Now the kitty kisses . . . I have a cat that is pretty affectionate, but usually doesn't bother with me too much. She comes up to get a pat and a rub and gives me a kiss or two but that is it. The past two weeks this cat has been in my face every minute of every day. She is obsessed with my stomach and is constantly kneading and patting it. She licks me all the time and I cannot count the number of times I have woken up to her laying on my side and licking my cheek. She was not like this when I was pregnant with Brigid and if she doesn't knock it off soon, Marble will learn what it is like to sleep all by her lonesome on the back porch! I know that some animals really sense pregnancy but this is a tad ridiculous. If I didn't know better I would wonder about her being pregnant as well! The kitty kisses must end soon!
I spoke too soon about my control over my diabetes. The past 10 days I think all of my fasting levels have been above 95 with the exception of four. That is not so good. My evening meals haven't changed so much that I should be having that much trouble so I believe that I am starting to show some signs of insulin resistance. I called yesterday about upping my dosage to 15 units at bedtime and haven't heard back yet. Max must have had lots of babies to deliver yesterday as he is usually so good about getting back to me quickly. Maybe he just wants to wait until Thursday. But I bet it has to go up. I do feel blessed that I have been not having any troubles up until now and I only have about 7 more weeks to go.
We got a shock in the mail yesterday. Michael's insurance benefits terminate on May 31 not on June 30. So we are going to have to come up with the $900 COBRA payment for June. This is so disappointing. I guess I am being a bit ungrateful and selfish and feel like he and I can't seem to catch a break with this. We had the same issue with Brigid's birth and just finished paying it all off a few months ago. It just doesn't seem right that we have paid all these insurance premiums for all these months and now I have to pay another $900 at least . . . if not $1800 to get this delivery covered. I realize that many women do not even have this benefit however; many of them go through Women's Clinics and don't pay a dime for their care either. Such a selfish and ungrateful point of view and I am not happy with myself for having it. I guess that this news on top of the stressful week we have all had has just taken away some of my Christian caring and turned my thoughts to myself instead.
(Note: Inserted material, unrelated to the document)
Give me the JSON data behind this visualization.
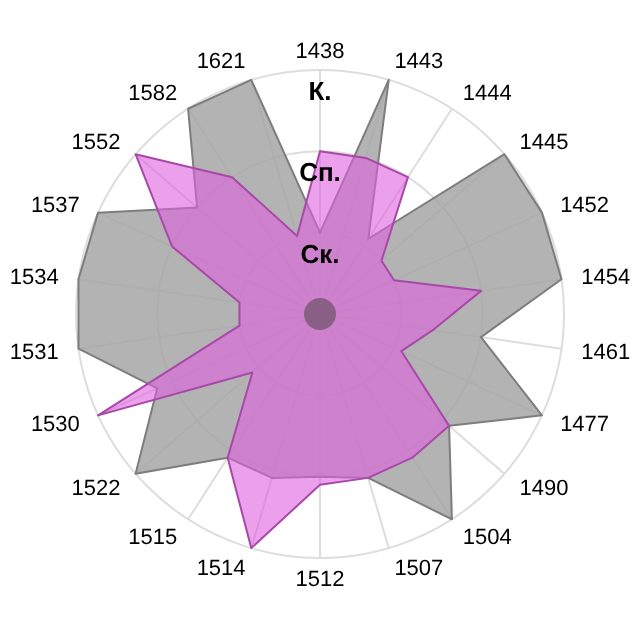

My bible study this week has once again focused on the purpose of suffering and has stressed that suffering with God is never without a purpose. My mind knows this . . . It knows that God uses all suffering to bring us closer to him, but at times like this my head and heart have a hard time wrapping around that thought and letting go of the burden and fear. I know that God uses this with me as financial instability is one of my biggest concerns. I know that my children are safe with Him. I know that my husband is safe with Him . . . but I wonder daily how my financial well being can be safe with Him. And here is the promise that it is . . . Numbers 23:19 "God is not a man, that he should lie, nor a son of man, that he should change his mind. Does he speak and then not act? Does he promise and not fulfill?" And of course, I know that the answer to this question is a resounding no. He has never failed to fulfill. If I doubt that, I only need to put my hand down and feel this little girl moving around.
And for another week, I struggle to remember the blessings in my life and focus on those instead of the issues that bring me to my knees.